Ogni forma di guerra su scala mondiale causa di per se stessa incalcolabili danni ecologici; ma anche le guerre locali o regionali, oltre a distruggere vite umane e strutture delle società, danneggiano la vegetazione e avvelenano i terreni e le acque. I sopravvissuti alla guerra si trovano nella necessità di iniziare una nuova vita in condizioni naturali molto difficili, che creano a loro volta situazioni di grave disagio sociale, con conseguenze negative anche di ordine ambientale.
Oggi, quindi, la questione ecologica ha assunto dimensioni tali da coinvolgere la responsabilità di tutti, cornordinando gli sforzi per stabilire doveri e impegni dei singoli e dell’intera comunità internazionale. Tutto questo, non solo si affianca ai tentativi di costruire la vera pace, ma li conferma e li rafforza.
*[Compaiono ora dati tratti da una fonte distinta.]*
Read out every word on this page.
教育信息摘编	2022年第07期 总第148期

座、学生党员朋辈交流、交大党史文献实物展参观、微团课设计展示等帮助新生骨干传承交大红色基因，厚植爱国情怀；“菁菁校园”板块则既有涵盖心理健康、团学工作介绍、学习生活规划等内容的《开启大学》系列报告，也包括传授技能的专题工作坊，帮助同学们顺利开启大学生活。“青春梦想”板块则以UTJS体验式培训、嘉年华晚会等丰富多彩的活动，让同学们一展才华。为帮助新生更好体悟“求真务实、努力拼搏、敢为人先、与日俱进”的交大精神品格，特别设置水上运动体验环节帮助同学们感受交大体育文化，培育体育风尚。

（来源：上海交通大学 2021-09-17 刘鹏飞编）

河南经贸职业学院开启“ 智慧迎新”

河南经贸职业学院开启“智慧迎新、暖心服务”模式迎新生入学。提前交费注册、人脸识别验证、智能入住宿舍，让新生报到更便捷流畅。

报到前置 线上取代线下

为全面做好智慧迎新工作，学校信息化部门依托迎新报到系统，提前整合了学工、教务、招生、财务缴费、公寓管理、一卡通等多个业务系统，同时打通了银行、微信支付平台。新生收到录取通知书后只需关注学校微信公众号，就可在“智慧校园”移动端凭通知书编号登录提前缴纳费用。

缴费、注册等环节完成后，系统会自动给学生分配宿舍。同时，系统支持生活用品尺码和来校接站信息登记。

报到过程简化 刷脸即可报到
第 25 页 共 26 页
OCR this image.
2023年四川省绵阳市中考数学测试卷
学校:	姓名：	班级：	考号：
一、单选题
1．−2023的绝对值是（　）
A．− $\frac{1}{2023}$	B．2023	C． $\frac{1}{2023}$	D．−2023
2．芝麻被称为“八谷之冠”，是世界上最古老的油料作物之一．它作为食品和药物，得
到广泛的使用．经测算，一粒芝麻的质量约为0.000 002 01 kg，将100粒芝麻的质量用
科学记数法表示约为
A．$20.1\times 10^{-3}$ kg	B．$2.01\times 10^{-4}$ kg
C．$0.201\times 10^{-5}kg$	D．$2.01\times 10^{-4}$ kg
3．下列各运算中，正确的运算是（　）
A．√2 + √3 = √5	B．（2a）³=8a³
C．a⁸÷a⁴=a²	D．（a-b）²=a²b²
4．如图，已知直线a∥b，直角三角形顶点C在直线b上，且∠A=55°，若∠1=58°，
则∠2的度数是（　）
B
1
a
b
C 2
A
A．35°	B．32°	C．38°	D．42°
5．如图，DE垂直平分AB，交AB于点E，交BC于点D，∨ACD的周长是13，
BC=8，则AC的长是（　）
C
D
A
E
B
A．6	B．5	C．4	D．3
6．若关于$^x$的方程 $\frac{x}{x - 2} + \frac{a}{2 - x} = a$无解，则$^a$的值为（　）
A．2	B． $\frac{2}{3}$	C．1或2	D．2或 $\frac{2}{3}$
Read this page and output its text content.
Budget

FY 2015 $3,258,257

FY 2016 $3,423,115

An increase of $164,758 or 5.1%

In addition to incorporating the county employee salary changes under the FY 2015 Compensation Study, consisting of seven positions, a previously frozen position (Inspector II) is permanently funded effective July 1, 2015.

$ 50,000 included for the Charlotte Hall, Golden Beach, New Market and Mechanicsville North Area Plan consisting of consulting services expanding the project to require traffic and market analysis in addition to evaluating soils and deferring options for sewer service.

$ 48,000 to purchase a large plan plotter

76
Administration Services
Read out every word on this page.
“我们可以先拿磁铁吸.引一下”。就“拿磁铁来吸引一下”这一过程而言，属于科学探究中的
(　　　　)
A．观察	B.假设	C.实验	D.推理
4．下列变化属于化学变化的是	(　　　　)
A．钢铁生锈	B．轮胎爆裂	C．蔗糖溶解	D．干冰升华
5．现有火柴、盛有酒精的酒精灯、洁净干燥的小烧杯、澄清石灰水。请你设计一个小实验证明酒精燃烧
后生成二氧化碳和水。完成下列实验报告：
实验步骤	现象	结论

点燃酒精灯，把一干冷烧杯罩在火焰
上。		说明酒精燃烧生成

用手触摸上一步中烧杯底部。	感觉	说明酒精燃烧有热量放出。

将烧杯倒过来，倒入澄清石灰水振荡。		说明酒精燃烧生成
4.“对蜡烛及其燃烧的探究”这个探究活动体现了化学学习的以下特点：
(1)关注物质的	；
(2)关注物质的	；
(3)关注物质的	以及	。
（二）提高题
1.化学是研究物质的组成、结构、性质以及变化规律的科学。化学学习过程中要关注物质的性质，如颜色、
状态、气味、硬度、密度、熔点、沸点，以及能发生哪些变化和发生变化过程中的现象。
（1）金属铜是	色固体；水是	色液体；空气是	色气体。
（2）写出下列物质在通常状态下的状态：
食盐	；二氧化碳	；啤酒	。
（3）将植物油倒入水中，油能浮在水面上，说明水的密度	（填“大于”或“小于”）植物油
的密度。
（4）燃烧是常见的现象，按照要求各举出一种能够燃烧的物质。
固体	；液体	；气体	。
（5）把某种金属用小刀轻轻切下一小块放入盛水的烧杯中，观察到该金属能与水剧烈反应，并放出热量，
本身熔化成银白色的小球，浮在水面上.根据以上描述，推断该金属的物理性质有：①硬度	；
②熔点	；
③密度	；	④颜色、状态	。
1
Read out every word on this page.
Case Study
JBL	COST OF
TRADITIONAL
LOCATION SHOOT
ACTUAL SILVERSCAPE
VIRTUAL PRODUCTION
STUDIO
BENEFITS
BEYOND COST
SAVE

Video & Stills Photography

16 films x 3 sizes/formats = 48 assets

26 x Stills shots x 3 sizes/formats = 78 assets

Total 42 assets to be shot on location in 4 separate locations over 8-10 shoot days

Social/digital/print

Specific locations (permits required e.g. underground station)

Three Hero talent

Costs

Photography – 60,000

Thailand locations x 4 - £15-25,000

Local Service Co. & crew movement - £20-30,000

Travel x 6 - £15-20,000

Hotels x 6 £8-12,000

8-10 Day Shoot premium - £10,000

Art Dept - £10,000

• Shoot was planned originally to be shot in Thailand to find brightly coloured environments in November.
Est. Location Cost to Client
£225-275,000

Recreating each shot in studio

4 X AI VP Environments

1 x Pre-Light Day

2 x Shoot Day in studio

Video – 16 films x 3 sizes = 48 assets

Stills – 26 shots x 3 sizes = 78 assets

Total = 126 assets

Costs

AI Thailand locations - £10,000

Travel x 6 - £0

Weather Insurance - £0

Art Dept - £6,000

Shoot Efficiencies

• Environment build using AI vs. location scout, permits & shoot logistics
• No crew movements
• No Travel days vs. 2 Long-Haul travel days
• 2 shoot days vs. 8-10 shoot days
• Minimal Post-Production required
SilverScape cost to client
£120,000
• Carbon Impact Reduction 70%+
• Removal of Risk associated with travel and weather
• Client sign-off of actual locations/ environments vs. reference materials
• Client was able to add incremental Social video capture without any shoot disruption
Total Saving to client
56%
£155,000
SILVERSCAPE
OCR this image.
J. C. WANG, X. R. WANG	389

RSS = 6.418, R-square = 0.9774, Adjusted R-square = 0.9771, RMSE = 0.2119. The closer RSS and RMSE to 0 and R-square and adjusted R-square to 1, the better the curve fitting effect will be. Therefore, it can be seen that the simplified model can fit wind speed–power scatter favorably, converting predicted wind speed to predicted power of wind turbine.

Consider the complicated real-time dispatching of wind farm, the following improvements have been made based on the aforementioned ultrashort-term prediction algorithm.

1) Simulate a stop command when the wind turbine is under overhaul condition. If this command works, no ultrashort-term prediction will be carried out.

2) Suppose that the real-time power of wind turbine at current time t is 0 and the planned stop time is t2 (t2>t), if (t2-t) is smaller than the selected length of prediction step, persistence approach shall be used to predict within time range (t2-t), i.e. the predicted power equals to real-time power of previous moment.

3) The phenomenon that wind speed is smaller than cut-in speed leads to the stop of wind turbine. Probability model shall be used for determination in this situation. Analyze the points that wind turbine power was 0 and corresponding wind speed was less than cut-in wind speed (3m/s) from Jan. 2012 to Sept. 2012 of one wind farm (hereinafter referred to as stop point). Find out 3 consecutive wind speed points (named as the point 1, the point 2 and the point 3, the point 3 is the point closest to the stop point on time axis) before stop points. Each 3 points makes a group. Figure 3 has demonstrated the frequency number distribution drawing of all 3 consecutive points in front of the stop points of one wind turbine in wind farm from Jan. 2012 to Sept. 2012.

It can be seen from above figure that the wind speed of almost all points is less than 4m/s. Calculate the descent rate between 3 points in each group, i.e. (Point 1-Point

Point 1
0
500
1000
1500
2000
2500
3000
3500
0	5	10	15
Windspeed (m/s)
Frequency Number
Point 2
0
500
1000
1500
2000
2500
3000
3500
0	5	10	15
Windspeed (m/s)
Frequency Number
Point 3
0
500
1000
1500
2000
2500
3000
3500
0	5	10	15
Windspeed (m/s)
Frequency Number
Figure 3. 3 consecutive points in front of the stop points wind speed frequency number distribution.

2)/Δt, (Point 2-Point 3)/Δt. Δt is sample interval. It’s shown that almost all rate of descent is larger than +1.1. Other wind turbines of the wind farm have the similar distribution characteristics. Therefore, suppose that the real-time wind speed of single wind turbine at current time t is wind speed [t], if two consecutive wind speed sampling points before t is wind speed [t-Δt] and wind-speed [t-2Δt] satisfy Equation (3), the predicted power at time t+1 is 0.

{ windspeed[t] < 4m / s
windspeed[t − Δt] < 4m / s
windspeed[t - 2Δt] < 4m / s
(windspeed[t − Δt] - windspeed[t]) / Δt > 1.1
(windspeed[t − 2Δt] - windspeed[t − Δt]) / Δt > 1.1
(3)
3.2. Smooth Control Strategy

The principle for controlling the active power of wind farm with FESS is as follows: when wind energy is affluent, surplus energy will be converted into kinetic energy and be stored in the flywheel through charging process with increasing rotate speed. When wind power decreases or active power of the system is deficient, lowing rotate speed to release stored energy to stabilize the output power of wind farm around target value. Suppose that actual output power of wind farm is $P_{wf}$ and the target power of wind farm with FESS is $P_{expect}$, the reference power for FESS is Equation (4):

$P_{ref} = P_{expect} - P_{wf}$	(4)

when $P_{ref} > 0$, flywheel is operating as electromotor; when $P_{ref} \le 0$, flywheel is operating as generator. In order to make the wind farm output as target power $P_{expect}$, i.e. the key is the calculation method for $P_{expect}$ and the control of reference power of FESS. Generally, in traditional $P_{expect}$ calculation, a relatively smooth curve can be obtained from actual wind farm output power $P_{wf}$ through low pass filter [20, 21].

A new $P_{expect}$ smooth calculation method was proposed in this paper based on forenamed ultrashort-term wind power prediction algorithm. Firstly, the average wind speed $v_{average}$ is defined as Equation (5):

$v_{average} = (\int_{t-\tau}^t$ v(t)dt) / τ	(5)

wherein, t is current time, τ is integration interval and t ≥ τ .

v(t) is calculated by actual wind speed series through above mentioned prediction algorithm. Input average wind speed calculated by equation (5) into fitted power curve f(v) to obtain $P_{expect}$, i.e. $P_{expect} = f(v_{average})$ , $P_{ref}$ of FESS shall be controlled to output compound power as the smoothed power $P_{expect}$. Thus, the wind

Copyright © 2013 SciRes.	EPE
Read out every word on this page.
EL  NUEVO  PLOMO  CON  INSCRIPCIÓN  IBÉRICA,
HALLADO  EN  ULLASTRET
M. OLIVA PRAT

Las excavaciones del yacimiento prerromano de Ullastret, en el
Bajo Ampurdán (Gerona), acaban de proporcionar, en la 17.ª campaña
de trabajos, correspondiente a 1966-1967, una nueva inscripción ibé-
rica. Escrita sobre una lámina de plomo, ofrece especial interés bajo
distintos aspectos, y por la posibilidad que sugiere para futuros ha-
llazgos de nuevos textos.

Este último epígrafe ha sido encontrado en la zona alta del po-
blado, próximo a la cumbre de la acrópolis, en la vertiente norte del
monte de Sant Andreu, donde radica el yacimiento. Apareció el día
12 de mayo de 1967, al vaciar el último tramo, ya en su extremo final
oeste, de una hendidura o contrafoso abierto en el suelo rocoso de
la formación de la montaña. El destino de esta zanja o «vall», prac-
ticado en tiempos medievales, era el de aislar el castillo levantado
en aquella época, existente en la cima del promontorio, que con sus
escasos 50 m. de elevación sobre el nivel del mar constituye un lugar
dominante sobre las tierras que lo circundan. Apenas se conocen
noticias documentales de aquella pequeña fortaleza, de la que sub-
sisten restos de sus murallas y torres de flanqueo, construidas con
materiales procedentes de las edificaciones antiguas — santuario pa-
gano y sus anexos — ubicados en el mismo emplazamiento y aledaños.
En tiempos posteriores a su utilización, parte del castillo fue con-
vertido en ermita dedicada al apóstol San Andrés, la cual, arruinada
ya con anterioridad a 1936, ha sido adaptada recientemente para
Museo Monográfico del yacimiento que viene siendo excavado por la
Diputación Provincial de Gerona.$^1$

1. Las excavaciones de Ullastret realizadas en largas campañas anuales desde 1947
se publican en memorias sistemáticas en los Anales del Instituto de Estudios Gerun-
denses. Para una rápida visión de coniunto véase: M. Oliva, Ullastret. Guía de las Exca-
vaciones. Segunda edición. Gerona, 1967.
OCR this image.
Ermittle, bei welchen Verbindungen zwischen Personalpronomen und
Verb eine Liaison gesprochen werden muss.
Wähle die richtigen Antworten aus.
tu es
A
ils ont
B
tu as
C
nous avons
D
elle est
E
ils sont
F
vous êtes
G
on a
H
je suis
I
Inserendo la questione ecologica nel più vasto contesto della ricerca della pace nella società umana, ci si rende meglio conto di quanto sia importante prestare attenzione a ciò che la terra e l’atmosfera ci rivelano: nell’universo esiste un ordine che deve essere rispettato; la persona umana, dotata della possibilità di libera scelta, ha una grave responsabilità per la conservazione di questo ordine, anche in vista del benessere delle generazioni future. La crisi ecologica è un problema morale.
Anche gli uomini e le donne senza particolari convinzioni religiose, per il senso delle proprie responsabilità nei confronti del bene comune, riconoscono il dovere di contribuire a risanare l’ambiente. A maggior ragione, coloro che credono in Dio creatore, e quindi sono convinti che nel mondo esiste un ordine ben definito e finalizzato, devono sentirsi chiamati a occuparsi del problema.
I cristiani, in particolare, avvertono che i loro compiti all’interno del creato, i loro doveri nei confronti della natura e del creatore sono parte della loro fede.